Autophagy and Cancer
Autophagy is a tightly controlled process of self-digestion with both oncogenic and tumor suppressing activities in cancer1. It is also an important therapeutic target. Key initiating events in autophagy are the lipidation and insertion of the microtubule associated protein 1 light chains A, B and C (MAP1LC3A, B, C, referred to as LC3A, LC3B, and LC3C) into the autophagosomal membrane. There is growing evidence that the LC3 paralogs have different functions in cancer.
In our published work we investigated the role of autophagy in ccRCC. We discovered that VHL regulates two separate autophagic programs distinguished by the LC3 paralogs LC3B and LC3C. VHL tumor suppressor activity inhibits oncogenic LC3B-dependent autophagy, while inducing tumor suppressing LC3C-mediated autophagy (Mikhaylova et al., Cancer Cell, 2012, Hall et al., Cancer Cell, 2014). Our work focuses now on upstream mechanisms regulating LC3C autophagy and on identification of LC3C cargo.
LC3C is an evolutionary late, hominid-specific gene that has several features distinguishing it from its paralogs. In particular, LC3C gained a highly conserved C-terminal 20 amino acid peptide after glycine126, cleaved in the process of its lipidation. We established that LC3C autophagy is tumor suppressing and acts downstream from VHL, the tumor suppressor lost nearly universally in ccRCC. Upon VHL loss, HIF transcriptionally represses LC3C autophagy (Mikhaylova et al., Cancer cell, 2012). Next, we investigated mechanisms of LC3C selective autophagy. LC3C autophagy requires noncanonical regulatory initiation complexes, including ULK3, UVRAG, RUBCN, PIK3C2A, and a member of ESCRT, TSG101. We established that Postdivision Midbody Rings (PDMBs) implicated in cancer stem cell regulation are direct targets of LC3C autophagy. LC3C C-terminal peptide is necessary and sufficient to mediate LC3C-dependent selective degradation of PDMBs (Bischoff et al., 2021).
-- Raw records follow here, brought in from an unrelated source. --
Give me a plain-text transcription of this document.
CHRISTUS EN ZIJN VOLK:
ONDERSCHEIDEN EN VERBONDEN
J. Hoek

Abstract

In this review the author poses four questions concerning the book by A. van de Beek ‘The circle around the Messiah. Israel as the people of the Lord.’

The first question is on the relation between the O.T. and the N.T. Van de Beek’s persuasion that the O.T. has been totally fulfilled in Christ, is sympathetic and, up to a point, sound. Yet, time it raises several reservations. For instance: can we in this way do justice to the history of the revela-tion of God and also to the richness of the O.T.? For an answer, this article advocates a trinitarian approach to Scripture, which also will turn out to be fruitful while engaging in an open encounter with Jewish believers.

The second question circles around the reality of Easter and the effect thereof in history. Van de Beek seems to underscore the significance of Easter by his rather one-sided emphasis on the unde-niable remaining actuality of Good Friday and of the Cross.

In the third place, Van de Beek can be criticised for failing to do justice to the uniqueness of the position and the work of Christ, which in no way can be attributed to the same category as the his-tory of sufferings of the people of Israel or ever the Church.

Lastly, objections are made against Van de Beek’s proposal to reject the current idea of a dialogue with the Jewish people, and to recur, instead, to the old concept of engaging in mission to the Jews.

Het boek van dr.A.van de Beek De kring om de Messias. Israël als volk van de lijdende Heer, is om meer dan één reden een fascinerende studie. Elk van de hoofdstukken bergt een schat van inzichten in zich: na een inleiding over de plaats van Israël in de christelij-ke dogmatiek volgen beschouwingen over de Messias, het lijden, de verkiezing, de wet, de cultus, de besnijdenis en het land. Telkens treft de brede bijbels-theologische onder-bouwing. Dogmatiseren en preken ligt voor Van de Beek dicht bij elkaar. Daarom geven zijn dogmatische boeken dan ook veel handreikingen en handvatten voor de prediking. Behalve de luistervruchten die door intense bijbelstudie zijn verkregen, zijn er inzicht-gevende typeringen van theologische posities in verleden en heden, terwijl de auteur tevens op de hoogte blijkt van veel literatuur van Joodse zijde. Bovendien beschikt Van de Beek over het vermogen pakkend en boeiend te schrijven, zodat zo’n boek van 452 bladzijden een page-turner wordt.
This work establishes a new noncanonical human-specific selective autophagic program relevant to cancer stem cells.
Identification of ccRCC subtypes for development of personalized medicine treatments
Personalized medicine represents a therapeutic advance where specific treatments are established and delivered based on the molecular landscape for an individual patient or a closely defined group of patients. The concept is based on the fact that patients have unique genomic and functional signatures, in addition to the common genomic aberrations. However, identification of clinically effective signature has encountered several limitations. Tumors show complex genetic heterogeneity, both among the same cancers from different patients and within regions of individual tumors. This genetic complexity is further amplified when data from transcriptomics, proteomics, and metabolomics are considered, all affected by various environmental factors. The usefulness of molecular signatures for prediction of treatments in human cancers is hindered by the fact that these signatures are defined by the steady-state levels of measured molecules and do not adequately represent metabolic fluxes and pathway activities. There can also be poor correlation between abundances of molecules identified from different omics. The next generation of system biology approaches will be the integration of data from more than one omics platform. Single-cell omics are likely to improve the efficacy of prognostic and predictive classifiers.
Recently we performed integrated multiomic analysis in order to understand the role of tobacco smoking in ccRCC. Tobacco smoking (TS) is an established risk factor for ccRCC with unknown effects on tumor pathobiology.
We investigated the landscape of ccRCCs and paired normal kidney tissues (NKTs) using integrated transcriptomic, metabolomic and metallomic approaches in a cohort of never smokers (NS) and long-term current smokers (LTS) Caucasian males.
All three Omics domains consistently identified a distinct metabolic subtype of ccRCCs in LTS, characterized by activation of oxidative phosphorylation (OxPhos) coupled with reprogramming of the malate-aspartate shuttle and metabolism of aspartate, glutamate, glutamine and histidine. Cadmium, copper and inorganic arsenic accumulated in LTS tumors showing redistribution among intracellular pools, including relocation of copper into the cytochrome c oxidase complex. Gene expression signature based on the LTS metabolic subtype provided prognostic stratification of The Cancer Genome Atlas (TCGA) ccRCC tumors that was independent from genomic alterations.
The work identified the TS related metabolic subtype of ccRCC with vulnerabilities that can be exploited for precision medicine approaches targeting metabolic pathways. The results provided rationale for the development of metabolic biomarkers with diagnostic and prognostic applications using evaluation of OxPhos status. The metallomic analysis revealed the role of disrupted metal homeostasis in ccRCC highlighting the importance of studying effects of metals from e-cigarettes and environmental exposures.
Current work further investigates transcriptomic signatures and metalomic approaches as prognostic and predictive classifiers.